Applying filters on outputted HTML for AngularJS

Question

I created 2 filters in AngularJS autolink and nl2br.

autolink: converts a URL string to an <a> tag with the attributes rel="nofollow" target="_blank". I tried using ngSanitize with the linky filter, but it doesn't add the 2 attributes above to it, nor does it provide a way to do it with the exising API.

nl2br: converts new lines to <br> tags.

I want to apply these 2 filters to {{ comment }} using {{ comment | autolink | nl2br }} in my HTML, but the filters are applied before AngularJS does the HTML escaping which results in the <a> and <br> to be escaped as well. Basically, I want to apply the filters after the escaping took place.

Is there a way to do this with AngularJS?

Answer 1

If you have a standard interpolation in your HTML, Angular will escape it:

<div> {{ var | filter1 | filter2 }} </div>

The result of the whole expression will be escaped.

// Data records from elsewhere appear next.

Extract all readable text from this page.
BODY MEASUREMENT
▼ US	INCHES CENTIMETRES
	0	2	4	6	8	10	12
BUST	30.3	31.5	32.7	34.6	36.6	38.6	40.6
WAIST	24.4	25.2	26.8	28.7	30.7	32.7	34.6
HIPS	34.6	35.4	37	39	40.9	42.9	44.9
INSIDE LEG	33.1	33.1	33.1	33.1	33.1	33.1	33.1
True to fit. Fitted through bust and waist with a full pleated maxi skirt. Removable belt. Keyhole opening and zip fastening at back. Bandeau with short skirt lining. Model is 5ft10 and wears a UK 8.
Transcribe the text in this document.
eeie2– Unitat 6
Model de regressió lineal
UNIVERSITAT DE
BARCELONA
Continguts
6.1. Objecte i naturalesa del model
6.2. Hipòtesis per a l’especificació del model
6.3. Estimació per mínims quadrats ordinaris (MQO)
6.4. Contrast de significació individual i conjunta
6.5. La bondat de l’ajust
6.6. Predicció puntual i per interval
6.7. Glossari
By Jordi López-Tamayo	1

What you want is ng-bind-html-unsafe (docs here). You can expression basically the same thing as above as:

<div ng-bind-html-unsafe='var | filter1 | filter2'></div>

Now the result of the expression won't be sanitized, and will be inserted as the contents of the div.

EDIT: Note that there's also ng-bind-html, which will still produce HTML, but will sanitize it first ($sanitize docs).

ng-bind-html lives in the ngSanitize module, so you'll have to make sure that you've declared it as a dependency in your angular.module call.